It will create monophonic 22 kHz wave files in data/audio/mono_tracks, convert those to spectrograms in data/audio/spectrograms, and create spectrogram bundles. Intermediary files are kept and will not be recreated when rerunning the script.

Reproducing metrics from the paper

Requirements

In addition to the inference requirements, computing evaluation metrics requires installing PyTorch Lightning, Pandas, and mir_eval.

pip install pytorch_lightning pandas mir_eval

You must also obtain and set up the annotations and spectrogram datasets as indicated above. Specifically, the GTZAN dataset suffices for commands that include --data split test, while all other datasets are required for commands that include --data split val.

Command line

Compute results on the test set (GTZAN) corresponding to Table 2 in the paper.

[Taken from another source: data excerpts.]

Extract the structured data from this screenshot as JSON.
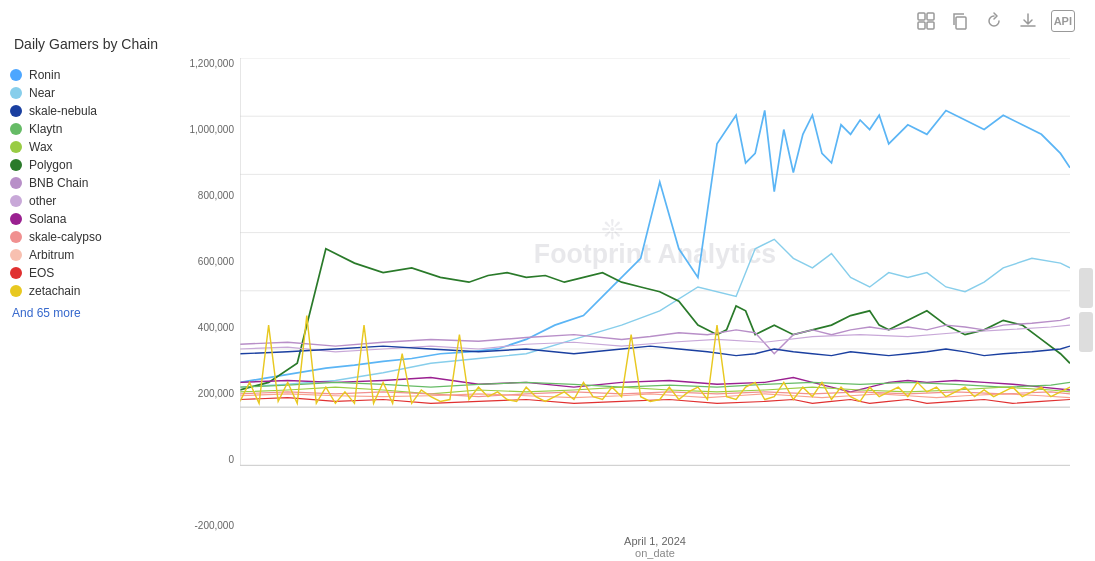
{
  "title": "Daily Gamers by Chain",
  "toolbar": {
    "icons": [
      "table-icon",
      "copy-icon",
      "refresh-icon",
      "download-icon",
      "api-icon"
    ]
  },
  "legend": {
    "items": [
      {
        "label": "Ronin",
        "color": "#4da6ff",
        "id": "ronin"
      },
      {
        "label": "Near",
        "color": "#87ceeb",
        "id": "near"
      },
      {
        "label": "skale-nebula",
        "color": "#1a3fa0",
        "id": "skale-nebula"
      },
      {
        "label": "Klaytn",
        "color": "#66bb66",
        "id": "klaytn"
      },
      {
        "label": "Wax",
        "color": "#99cc44",
        "id": "wax"
      },
      {
        "label": "Polygon",
        "color": "#2a7a2a",
        "id": "polygon"
      },
      {
        "label": "BNB Chain",
        "color": "#b88fc8",
        "id": "bnb-chain"
      },
      {
        "label": "other",
        "color": "#c8a8d8",
        "id": "other"
      },
      {
        "label": "Solana",
        "color": "#9a2090",
        "id": "solana"
      },
      {
        "label": "skale-calypso",
        "color": "#f09090",
        "id": "skale-calypso"
      },
      {
        "label": "Arbitrum",
        "color": "#f8c0b0",
        "id": "arbitrum"
      },
      {
        "label": "EOS",
        "color": "#e03030",
        "id": "eos"
      },
      {
        "label": "zetachain",
        "color": "#e8c820",
        "id": "zetachain"
      }
    ],
    "more": "And 65 more"
  },
  "yAxis": {
    "labels": [
      "1,200,000",
      "1,000,000",
      "800,000",
      "600,000",
      "400,000",
      "200,000",
      "0",
      "-200,000"
    ]
  },
  "xAxis": {
    "label": "April 1, 2024",
    "name": "on_date"
  },
  "watermark": "Footprint Analytics"
}
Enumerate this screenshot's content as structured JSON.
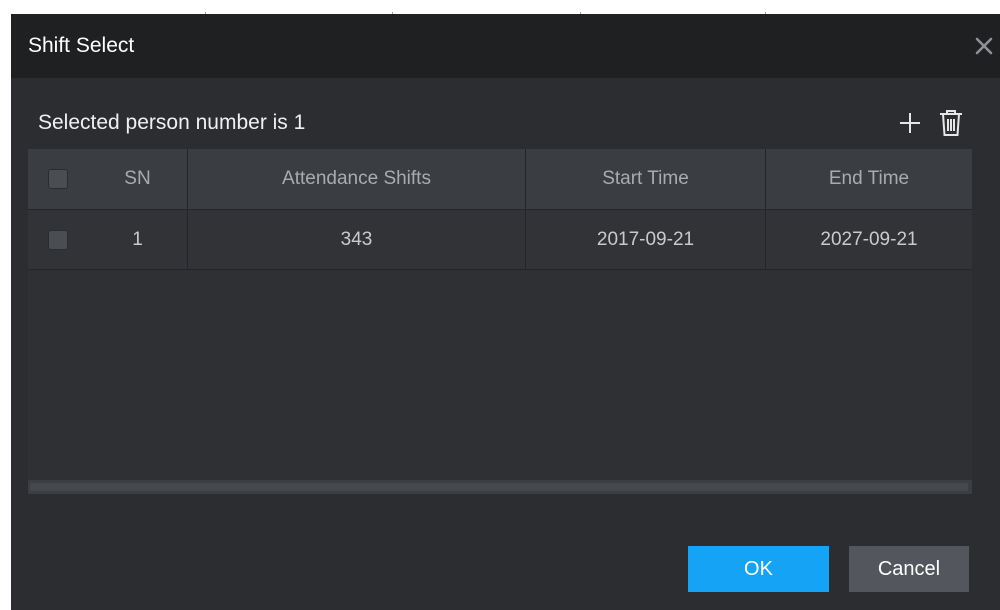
{
  "dialog": {
    "title": "Shift Select",
    "close_icon": "close-icon"
  },
  "selection": {
    "summary": "Selected person number is 1",
    "add_icon": "plus-icon",
    "delete_icon": "trash-icon"
  },
  "table": {
    "headers": {
      "sn": "SN",
      "shift": "Attendance Shifts",
      "start": "Start Time",
      "end": "End Time"
    },
    "rows": [
      {
        "sn": "1",
        "shift": "343",
        "start": "2017-09-21",
        "end": "2027-09-21",
        "checked": false
      }
    ],
    "select_all_checked": false
  },
  "buttons": {
    "ok": "OK",
    "cancel": "Cancel"
  },
  "colors": {
    "primary": "#14a3f5",
    "dialog_bg": "#2b2d31",
    "titlebar_bg": "#1f2022"
  }
}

Main results for our system:

python launch_scripts/compute_paper_metrics.py --models final0 final1 final2 --datasplit test

Smaller model:

python launch_scripts/compute_paper_metrics.py --models small0 small1 small2 --datasplit test

Hung data:

python launch_scripts/compute_paper_metrics.py --models hung0 hung1 hung2 --datasplit test

With DBN (this requires installing the madmom package):

python launch_scripts/compute_paper_metrics.py --models final0 final1 final2 --datasplit test --dbn

Compute 8-fold cross-validation results, corresponding to Table 1 in the paper.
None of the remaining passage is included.